“RELAXER” DI JOEL POTRYKUS

Ci sono film facili da recensire e film difficili. Relaxer, dell’americano Joel Potrykus, si merita a pieno di entrare nella seconda categoria. Il film è sicuramente una delle esperienze più singolari ed eccentriche del Torino Film Festival: non solo commedia e dramma, ma anche fantascienza e gore – in maniera del tutto inaspettata – si uniscono in una miscela pronta a esplodere nell’evento più catastrofico fra tutti: l’Apocalisse.

L’incipit è racchiuso in una panoramica a 360 gradi, accompagnata da una poco rassicurante musica classica dal carattere epico, che ci conduce alla fine degli anni ’90, nell’appartamento dei due fratelli Abbie (Joshua Burge) e Cam (David Dastmalchian).

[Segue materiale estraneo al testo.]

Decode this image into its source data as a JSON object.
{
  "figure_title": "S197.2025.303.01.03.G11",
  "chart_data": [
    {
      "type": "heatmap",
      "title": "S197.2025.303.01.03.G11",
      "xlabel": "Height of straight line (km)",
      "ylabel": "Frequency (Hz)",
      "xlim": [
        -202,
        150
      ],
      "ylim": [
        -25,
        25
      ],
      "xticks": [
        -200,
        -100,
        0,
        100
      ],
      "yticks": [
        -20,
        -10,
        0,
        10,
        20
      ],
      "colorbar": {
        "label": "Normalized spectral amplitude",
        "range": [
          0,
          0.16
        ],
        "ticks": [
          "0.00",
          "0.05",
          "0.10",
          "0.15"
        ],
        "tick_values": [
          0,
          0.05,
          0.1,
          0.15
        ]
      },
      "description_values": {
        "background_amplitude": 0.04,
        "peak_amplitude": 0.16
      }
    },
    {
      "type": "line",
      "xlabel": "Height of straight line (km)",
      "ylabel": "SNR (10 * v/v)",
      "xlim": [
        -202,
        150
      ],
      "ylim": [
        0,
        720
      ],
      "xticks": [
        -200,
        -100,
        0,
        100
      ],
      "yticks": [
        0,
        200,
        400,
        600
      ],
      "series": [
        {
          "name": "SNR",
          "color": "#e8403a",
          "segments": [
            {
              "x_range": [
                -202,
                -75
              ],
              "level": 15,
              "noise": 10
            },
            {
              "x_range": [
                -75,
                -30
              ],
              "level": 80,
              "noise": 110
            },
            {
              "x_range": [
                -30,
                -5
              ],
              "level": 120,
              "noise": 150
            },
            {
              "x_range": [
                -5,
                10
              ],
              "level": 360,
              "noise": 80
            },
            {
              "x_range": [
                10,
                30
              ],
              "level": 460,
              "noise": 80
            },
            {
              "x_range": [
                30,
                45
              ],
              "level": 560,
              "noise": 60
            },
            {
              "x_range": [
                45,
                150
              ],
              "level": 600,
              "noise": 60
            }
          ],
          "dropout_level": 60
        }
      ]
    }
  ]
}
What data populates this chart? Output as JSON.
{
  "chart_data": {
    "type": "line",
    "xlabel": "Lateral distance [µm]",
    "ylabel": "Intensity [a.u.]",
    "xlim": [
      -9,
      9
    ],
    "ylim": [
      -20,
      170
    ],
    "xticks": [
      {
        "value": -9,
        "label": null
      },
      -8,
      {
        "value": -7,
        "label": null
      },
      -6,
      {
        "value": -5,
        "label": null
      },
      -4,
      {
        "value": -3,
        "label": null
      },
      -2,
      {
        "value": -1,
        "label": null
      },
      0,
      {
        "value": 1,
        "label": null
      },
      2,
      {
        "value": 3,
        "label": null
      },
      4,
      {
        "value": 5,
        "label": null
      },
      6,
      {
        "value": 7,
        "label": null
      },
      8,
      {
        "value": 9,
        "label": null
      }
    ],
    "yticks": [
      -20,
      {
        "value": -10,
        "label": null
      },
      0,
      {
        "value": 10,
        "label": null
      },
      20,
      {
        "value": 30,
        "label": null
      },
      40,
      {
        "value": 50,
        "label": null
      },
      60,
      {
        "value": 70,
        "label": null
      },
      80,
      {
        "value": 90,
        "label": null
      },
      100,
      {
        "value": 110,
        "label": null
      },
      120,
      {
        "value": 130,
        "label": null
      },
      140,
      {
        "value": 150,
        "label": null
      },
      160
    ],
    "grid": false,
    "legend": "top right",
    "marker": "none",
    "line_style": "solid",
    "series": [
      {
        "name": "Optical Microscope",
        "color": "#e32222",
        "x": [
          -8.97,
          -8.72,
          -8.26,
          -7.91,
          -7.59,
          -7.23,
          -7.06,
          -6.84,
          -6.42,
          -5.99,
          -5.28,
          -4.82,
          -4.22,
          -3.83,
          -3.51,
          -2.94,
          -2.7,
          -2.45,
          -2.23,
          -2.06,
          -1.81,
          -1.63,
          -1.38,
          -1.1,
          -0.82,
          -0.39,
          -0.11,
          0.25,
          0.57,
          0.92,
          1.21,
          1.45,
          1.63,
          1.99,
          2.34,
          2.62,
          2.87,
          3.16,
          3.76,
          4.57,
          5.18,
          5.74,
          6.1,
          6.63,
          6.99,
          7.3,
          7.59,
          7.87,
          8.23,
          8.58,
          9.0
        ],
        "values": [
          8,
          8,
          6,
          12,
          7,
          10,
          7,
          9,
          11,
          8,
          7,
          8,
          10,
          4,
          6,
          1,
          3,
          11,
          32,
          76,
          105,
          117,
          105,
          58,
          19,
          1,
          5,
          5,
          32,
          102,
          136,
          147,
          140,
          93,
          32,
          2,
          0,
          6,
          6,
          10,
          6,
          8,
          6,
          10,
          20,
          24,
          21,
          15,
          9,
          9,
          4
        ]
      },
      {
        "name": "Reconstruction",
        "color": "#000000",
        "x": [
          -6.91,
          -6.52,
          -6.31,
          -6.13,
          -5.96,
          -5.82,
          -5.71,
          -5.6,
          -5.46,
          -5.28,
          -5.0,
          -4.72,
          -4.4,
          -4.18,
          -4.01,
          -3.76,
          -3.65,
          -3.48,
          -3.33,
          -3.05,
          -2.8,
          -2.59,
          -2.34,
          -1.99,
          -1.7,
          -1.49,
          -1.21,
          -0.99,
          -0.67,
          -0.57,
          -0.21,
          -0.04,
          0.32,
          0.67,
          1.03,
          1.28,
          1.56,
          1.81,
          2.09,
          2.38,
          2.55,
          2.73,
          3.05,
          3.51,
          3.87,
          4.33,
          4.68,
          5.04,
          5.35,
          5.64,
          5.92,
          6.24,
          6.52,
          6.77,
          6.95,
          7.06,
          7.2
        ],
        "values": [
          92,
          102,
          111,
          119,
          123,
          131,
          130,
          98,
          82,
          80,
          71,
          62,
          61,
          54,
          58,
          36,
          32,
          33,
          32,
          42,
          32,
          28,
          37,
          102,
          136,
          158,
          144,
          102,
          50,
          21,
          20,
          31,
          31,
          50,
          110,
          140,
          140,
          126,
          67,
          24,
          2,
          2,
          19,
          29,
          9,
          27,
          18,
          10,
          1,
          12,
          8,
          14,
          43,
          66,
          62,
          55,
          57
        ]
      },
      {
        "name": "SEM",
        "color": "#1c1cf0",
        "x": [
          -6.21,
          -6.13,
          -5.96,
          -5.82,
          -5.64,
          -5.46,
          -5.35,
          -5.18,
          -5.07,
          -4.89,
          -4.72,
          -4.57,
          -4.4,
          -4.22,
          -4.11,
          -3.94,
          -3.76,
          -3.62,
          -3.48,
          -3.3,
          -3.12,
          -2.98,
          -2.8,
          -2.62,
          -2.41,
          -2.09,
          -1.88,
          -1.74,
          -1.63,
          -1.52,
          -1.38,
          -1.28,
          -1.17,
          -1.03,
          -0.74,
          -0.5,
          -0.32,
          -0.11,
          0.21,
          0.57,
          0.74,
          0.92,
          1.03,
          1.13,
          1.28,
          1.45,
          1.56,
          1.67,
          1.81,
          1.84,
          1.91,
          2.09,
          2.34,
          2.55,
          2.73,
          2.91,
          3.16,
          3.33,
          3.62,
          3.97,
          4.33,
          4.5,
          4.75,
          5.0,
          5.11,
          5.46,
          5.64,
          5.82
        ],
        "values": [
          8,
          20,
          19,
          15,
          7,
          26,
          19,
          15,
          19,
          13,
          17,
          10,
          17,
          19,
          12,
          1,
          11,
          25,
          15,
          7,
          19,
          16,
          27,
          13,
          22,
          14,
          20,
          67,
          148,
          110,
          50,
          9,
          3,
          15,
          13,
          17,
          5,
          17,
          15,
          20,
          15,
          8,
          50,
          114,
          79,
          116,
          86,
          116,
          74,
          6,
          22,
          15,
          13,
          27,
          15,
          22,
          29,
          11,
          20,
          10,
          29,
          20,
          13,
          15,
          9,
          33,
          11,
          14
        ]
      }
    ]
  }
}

Il rapporto fraterno non è quello ordinario: Abbie ha chiaramente paura delle responsabilità che la maturità porta con sé e, per questo motivo, non riesce a portare a conclusione nessun progetto né, tanto meno, le sfide di carattere infantile che Cam gli propone. Abbie decide però di prendere finalmente in mano la sua vita, accettando le condizioni della curiosa sfida finale: arrivare all’ignobile livello 257 di PacMan senza mai muoversi dal divano, neanche per espletare i propri bisogni fisiologici. Cam abbandona l’appartamento con la promessa di tornare senza avvisare, cosi da mettere in guardia il fratello.

Abbie (Joshua Burge)  in “Relaxer” di Joel Potrykus, 2018

La claustrofobia del film è disarmante: le inquadrature sono lunghe, spesso fisse, con poche panoramiche che accentuano la limitatezza dello spazio e le condizioni di pressione psicologica cui è sottoposto Abbie. Tale pressione viene però smorzata da intermezzi comici: un amico che dovrebbe fornirgli  del cibo, un’infermiera portatrice di verità scomode, un uomo della disinfestazione che parla soltanto russo.

All’alba del nuovo giorno Abbie avrà vinto la sfida? Per scoprirlo non c’è altro da fare che guardare questo film e rimanere scioccati, ammaliati e attratti dal suo fascino cupo, misterioso ma strambamente divertente e ironico, capace di far tollerare un ambiente angusto, sporco e contemporaneamente di accompagnare lo spettatore in un viaggio atipico negli anni Novanta, immersi nella paura del Millennial Bug.